Sein persönliches Highlight dürfte sein Premierentor gegen Xamax im letzten Dezember sein, als er mit einer herrlichen Direktabnahme von der Strafraumkante ins untere Eck traf. Wetz darf sich daneben auch noch 2 Vorlagen gutschreiben lassen, was seine offensiven Qualitäten unterstreicht.
Sollte der FC Thun in die Super League zurückkehren, wird Wetz' Aufstieg unter Bernegger dazu beigetragen haben. In der Schweizer Bel-Etage dürfte die Entwicklung des talentierten Aussenverteidigers aufmerksam beobachtet werden. Auch U21-Nati-Trainer Mauro Lustrinelli wird seine Augen offen halten: Nach der U21-EURO steht ein Umbruch an, sämtliche eingesetzte Aussenverteidiger sind bereits 22 Jahre alt. Wetz könnte der designierte Nachfolger von Rüegg, Lotomba & co. werden.

Nicky Beloko, 21: Neuchâtel Xamax
Erst im Winter 2021 kehrte Nicky Beloko in die Schweiz zurück. Der in Kamerun geborene und in der Waadt aufgewachsene Mittelfeldspieler hat eine wahre Odyssee hinter sich. Als grosses Versprechen wechselte Beloko im Sommer 2018 vom FC Sion in den Nachwuchs der AC Florenz. Von dort wurde er nach Belgien zum KAA Gent verliehen, ehe er nach nur einem halben Jahr und ohne Einsätze wieder zurückkehrte.
Doch auch im zweiten Anlauf konnte er sich in Florenz nicht etablieren und nahm daher im letzten Transferfenster den Umweg in die Challenge League. Xamax schnappte zu und lotste Beloko leihweise zu sich.
In Neuenburg hat das junge Mittelfeldtalent auf Anhieb den Tritt gefunden. In 7 von 7 möglichen Spielen wurde er eingesetzt, zuletzt stand er immer in der Startelf und fand auch seinen Spielwitz wieder. Beloko besitzt tolle Anlagen: Passsicherheit, technische Beschlagenheit und eine grosse Spielintelligenz zeichnen den zentralen Mittelfeldspieler aus.
Beloko, seines Zeichens Schweizer U20-Nationalspieler, hat seine Zeit in der Challenge League bislang perfekt genutzt und sich wieder ins Schaufenster gespielt. Die Leihe läuft im Sommer aus. Ob Xamax in der Lage ist, seinen Hoffnungsträger zu behalten, ist noch unklar. Für den Moment ist vor aber allem schön zu sehen, dass ein Talent, das zu früh ins Ausland ging, seiner Karriere wieder die richtige Richtung verleiht.

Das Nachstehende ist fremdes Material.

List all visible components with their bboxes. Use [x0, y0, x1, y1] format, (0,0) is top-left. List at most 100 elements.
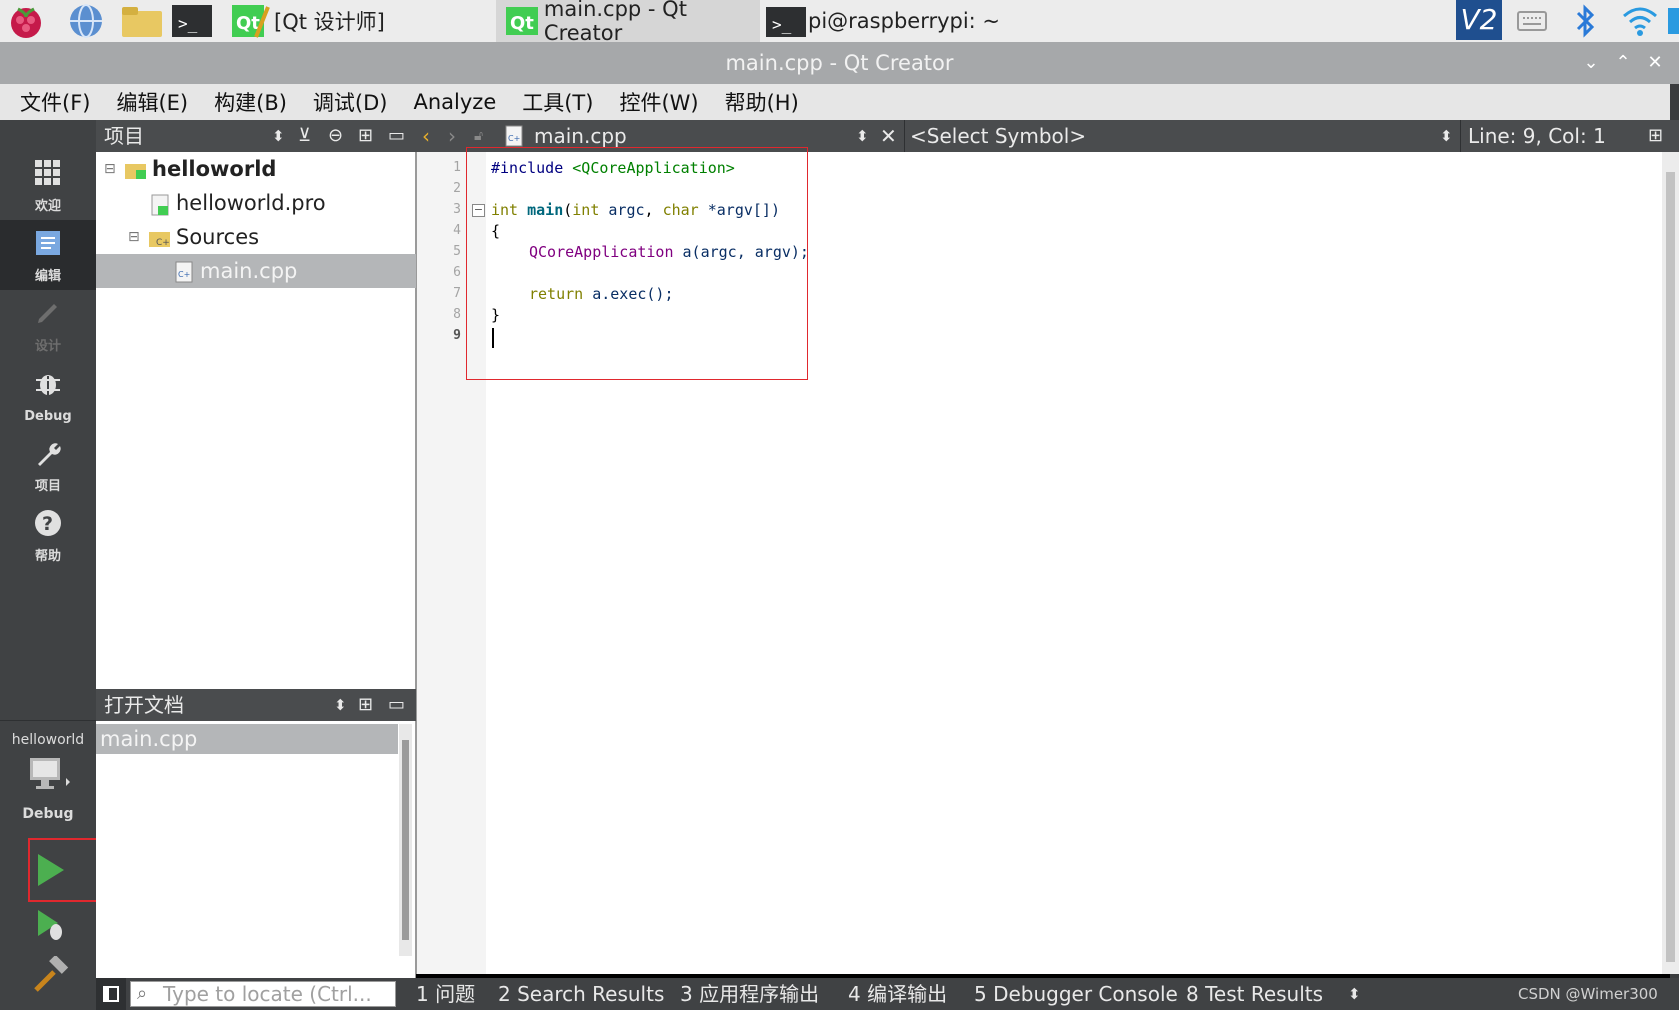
project-folder-icon — [125, 164, 146, 179]
menu-debug[interactable]: 调试(D) — [313, 87, 388, 117]
line-number: 6 — [453, 265, 461, 280]
output-tab-test-results[interactable]: 8 Test Results — [1186, 978, 1323, 1010]
menu-build[interactable]: 构建(B) — [214, 87, 287, 117]
split-editor-icon[interactable]: ⊞ — [1648, 120, 1663, 152]
open-docs-scrollbar[interactable] — [399, 724, 412, 956]
mode-debug[interactable]: Debug — [0, 360, 96, 430]
raspberry-menu-icon[interactable] — [6, 3, 46, 39]
toolbar-divider — [904, 120, 905, 152]
svg-text:C+: C+ — [508, 134, 520, 143]
wifi-icon[interactable] — [1620, 4, 1660, 42]
toggle-sidebar-button[interactable] — [96, 978, 126, 1010]
split-pane-icon[interactable]: ⊞ — [358, 120, 373, 152]
window-titlebar[interactable]: main.cpp - Qt Creator ⌄ ⌃ ✕ — [0, 42, 1679, 84]
svg-text:>_: >_ — [178, 14, 198, 33]
close-pane-icon[interactable]: ▭ — [388, 120, 405, 152]
cursor-position[interactable]: Line: 9, Col: 1 — [1468, 120, 1606, 152]
menu-widgets[interactable]: 控件(W) — [619, 87, 698, 117]
mode-design[interactable]: 设计 — [0, 290, 96, 360]
mode-edit[interactable]: 编辑 — [0, 220, 96, 290]
menu-analyze[interactable]: Analyze — [413, 90, 496, 114]
pro-file-icon — [151, 194, 169, 216]
line-number: 2 — [453, 181, 461, 196]
tree-item-main-cpp[interactable]: C+ main.cpp — [96, 254, 416, 288]
split-pane-icon[interactable]: ⊞ — [358, 689, 373, 721]
locator-placeholder: Type to locate (Ctrl... — [163, 982, 372, 1006]
projects-pane-title[interactable]: 项目 — [104, 124, 144, 148]
build-button[interactable] — [32, 954, 72, 1000]
scrollbar-thumb[interactable] — [402, 740, 409, 940]
menu-edit[interactable]: 编辑(E) — [116, 87, 188, 117]
maximize-button[interactable]: ⌃ — [1608, 42, 1638, 84]
more-tabs-icon[interactable]: ⬍ — [1348, 978, 1361, 1010]
editor-scrollbar[interactable] — [1662, 152, 1679, 974]
cpp-file-icon: C+ — [505, 125, 523, 147]
mode-label: 欢迎 — [34, 199, 61, 214]
task-qt-designer[interactable]: Qt [Qt 设计师] — [230, 0, 480, 42]
pane-sort-icon[interactable]: ⬍ — [334, 689, 347, 721]
output-tab-search-results[interactable]: 2 Search Results — [498, 978, 664, 1010]
menu-tools[interactable]: 工具(T) — [522, 87, 593, 117]
sidebar-toggle-icon — [103, 986, 119, 1002]
toolbar-divider — [1460, 120, 1461, 152]
scrollbar-thumb[interactable] — [1666, 172, 1675, 962]
terminal-icon: >_ — [766, 7, 806, 37]
symbol-selector[interactable]: <Select Symbol> — [910, 120, 1086, 152]
output-tab-application-output[interactable]: 3 应用程序输出 — [680, 978, 819, 1010]
run-button[interactable] — [32, 850, 72, 894]
kit-project-name: helloworld — [11, 732, 85, 748]
qt-logo-icon: Qt — [506, 7, 538, 35]
svg-text:C+: C+ — [156, 238, 170, 248]
line-number: 4 — [453, 223, 461, 238]
file-dropdown-icon[interactable]: ⬍ — [856, 120, 869, 152]
output-tab-issues[interactable]: 1 问题 — [416, 978, 475, 1010]
nav-back-icon[interactable]: ‹ — [422, 120, 430, 152]
pane-sort-icon[interactable]: ⬍ — [272, 120, 285, 152]
watermark: CSDN @Wimer300 — [1518, 985, 1658, 1003]
filter-icon[interactable]: ⊻ — [298, 120, 311, 152]
task-label: [Qt 设计师] — [274, 10, 385, 34]
debug-run-button[interactable] — [32, 906, 72, 950]
mode-selector: 欢迎 编辑 设计 Debug 项目 ? 帮助 helloworld Debug — [0, 120, 98, 1010]
open-doc-item[interactable]: main.cpp — [96, 724, 398, 754]
terminal-icon[interactable]: >_ — [170, 3, 212, 39]
menu-help[interactable]: 帮助(H) — [725, 87, 799, 117]
line-number: 5 — [453, 244, 461, 259]
kit-build-config: Debug — [22, 806, 74, 822]
symbol-dropdown-icon[interactable]: ⬍ — [1440, 120, 1453, 152]
browser-globe-icon[interactable] — [66, 3, 106, 39]
close-button[interactable]: ✕ — [1640, 42, 1670, 84]
tree-item-pro-file[interactable]: helloworld.pro — [96, 186, 416, 220]
task-qt-creator[interactable]: Qt main.cpp - Qt Creator — [496, 0, 760, 45]
minimize-button[interactable]: ⌄ — [1576, 42, 1606, 84]
collapse-icon[interactable]: ⊟ — [128, 220, 140, 254]
mode-label: 项目 — [34, 479, 61, 494]
nav-forward-icon[interactable]: › — [448, 120, 456, 152]
volume-icon[interactable] — [1668, 8, 1679, 34]
tree-item-project[interactable]: ⊟ helloworld — [96, 152, 416, 186]
tree-item-label: helloworld.pro — [176, 191, 326, 215]
file-manager-folder-icon[interactable] — [120, 3, 162, 39]
sync-link-icon[interactable]: ⊖ — [328, 120, 343, 152]
v2ray-tray-icon[interactable]: V2 — [1456, 0, 1502, 40]
edit-document-icon — [36, 231, 60, 255]
keyboard-icon[interactable] — [1516, 6, 1550, 40]
kit-selector[interactable] — [28, 756, 72, 800]
mode-projects[interactable]: 项目 — [0, 430, 96, 500]
output-tab-compile-output[interactable]: 4 编译输出 — [848, 978, 947, 1010]
open-docs-pane-title[interactable]: 打开文档 — [104, 693, 184, 717]
task-terminal[interactable]: >_ pi@raspberrypi: ~ — [764, 0, 1028, 42]
tree-item-sources[interactable]: ⊟ C+ Sources — [96, 220, 416, 254]
svg-text:Qt: Qt — [510, 13, 534, 34]
projects-pane-header: 项目 ⬍ ⊻ ⊖ ⊞ ▭ — [96, 120, 416, 152]
menu-file[interactable]: 文件(F) — [20, 87, 90, 117]
output-tab-debugger-console[interactable]: 5 Debugger Console — [974, 978, 1178, 1010]
welcome-grid-icon — [35, 160, 60, 185]
collapse-icon[interactable]: ⊟ — [104, 152, 116, 186]
close-pane-icon[interactable]: ▭ — [388, 689, 405, 721]
locator-input[interactable]: ⌕ Type to locate (Ctrl... — [130, 981, 396, 1007]
mode-help[interactable]: ? 帮助 — [0, 500, 96, 570]
mode-welcome[interactable]: 欢迎 — [0, 150, 96, 220]
close-document-icon[interactable]: ✕ — [880, 120, 897, 152]
bluetooth-icon[interactable] — [1572, 4, 1600, 42]
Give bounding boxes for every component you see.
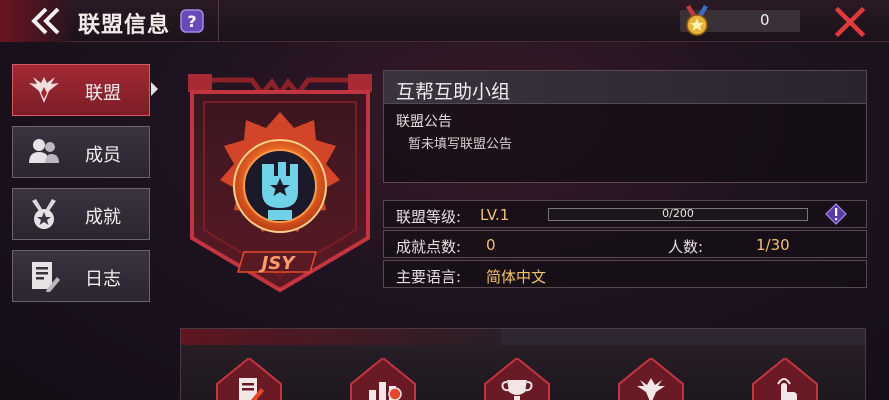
alliance-info-panel: 互帮互助小组 联盟公告 暂未填写联盟公告 [383, 70, 867, 183]
points-value: 0 [486, 236, 496, 254]
level-label: 联盟等级: [396, 208, 462, 226]
sidebar-item-label: 成就 [85, 207, 121, 228]
level-progress-text: 0/200 [662, 207, 694, 220]
language-row: 主要语言: 简体中文 [383, 260, 867, 288]
level-row: 联盟等级: LV.1 0/200 [383, 200, 867, 228]
sidebar-item-label: 联盟 [85, 83, 121, 104]
alliance-name: 互帮互助小组 [396, 81, 511, 103]
members-value: 1/30 [756, 236, 790, 254]
alliance-emblem: JSY [188, 74, 372, 293]
close-icon[interactable] [834, 6, 866, 38]
alliance-badge-icon[interactable] [617, 358, 685, 400]
active-indicator-arrow [151, 82, 158, 96]
sidebar-item-label: 日志 [85, 269, 121, 290]
svg-text:?: ? [187, 12, 196, 31]
sidebar-item-alliance[interactable]: 联盟 [12, 64, 150, 116]
members-label: 人数: [668, 238, 704, 256]
level-progress-bar: 0/200 [548, 207, 808, 221]
alliance-wings-icon [29, 77, 59, 103]
title-divider [218, 0, 219, 42]
sidebar-item-log[interactable]: 日志 [12, 250, 150, 302]
rank-chart-icon[interactable] [349, 358, 417, 400]
sidebar-item-members[interactable]: 成员 [12, 126, 150, 178]
panel-accent-right [501, 329, 865, 345]
emblem-tag-text: JSY [259, 253, 297, 274]
members-icon [29, 139, 59, 163]
alliance-name-bar: 互帮互助小组 [384, 71, 866, 104]
language-value: 简体中文 [486, 268, 547, 286]
edit-notice-icon[interactable] [215, 358, 283, 400]
points-label: 成就点数: [396, 238, 462, 256]
page-title: 联盟信息 [78, 13, 171, 38]
points-members-row: 成就点数: 0 人数: 1/30 [383, 230, 867, 258]
sidebar-item-achievements[interactable]: 成就 [12, 188, 150, 240]
medal-achievement-icon [32, 199, 56, 229]
hand-tap-icon[interactable] [751, 358, 819, 400]
currency-value: 0 [760, 11, 770, 29]
top-bar: 联盟信息 ? 0 [0, 0, 889, 42]
notice-body[interactable]: 暂未填写联盟公告 [408, 133, 512, 152]
log-document-icon [32, 262, 60, 292]
level-info-icon[interactable] [825, 203, 847, 225]
level-value: LV.1 [480, 206, 510, 224]
panel-accent [181, 329, 501, 345]
gold-medal-icon [686, 5, 708, 36]
language-label: 主要语言: [396, 268, 462, 286]
sidebar-item-label: 成员 [85, 145, 121, 166]
notice-heading: 联盟公告 [396, 114, 452, 130]
help-question-icon[interactable]: ? [180, 9, 204, 33]
back-chevrons-icon[interactable] [28, 6, 64, 36]
trophy-icon[interactable] [483, 358, 551, 400]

Justin Hammel, 20: Stade-Lausanne-Ouchy
Torwarttalent Justin Hammel stiess im letzten Sommer ablösefrei von der Basler U21 zu Stade-Lausanne-Ouchy. Als sich im Winter Stammkeeper Danny Da Silva verletzte, wurde Hammel über Nacht zur Nummer 1 befördert.
Bei seinen ersten Einsätzen für SLO, eines der Überraschungsteams dieser Saison, konnte Hammel sofort positiv auf sich aufmerksam machen. Mit tollen Reflexen und Paraden betrieb er beste Werbung in eigener Sache. 4 Mal behielt der gebürtige Basler in seinen 11 Einsätzen eine weisse Weste und etablierte sich als echter Rückhalt.
Für einen 20-jährigen Torwart gibt es nichts Wichtigeres, als regelmässige Matchpraxis zu sammeln. Jedoch dürfen sich nur sehr wenige so junge Goalies im Profifussball als Nummer 1 bezeichnen. Hammels erste Schritte im Herrenbereich sind geglückt, sein weiterer Weg könnte sich als äusserst interessant entpuppen.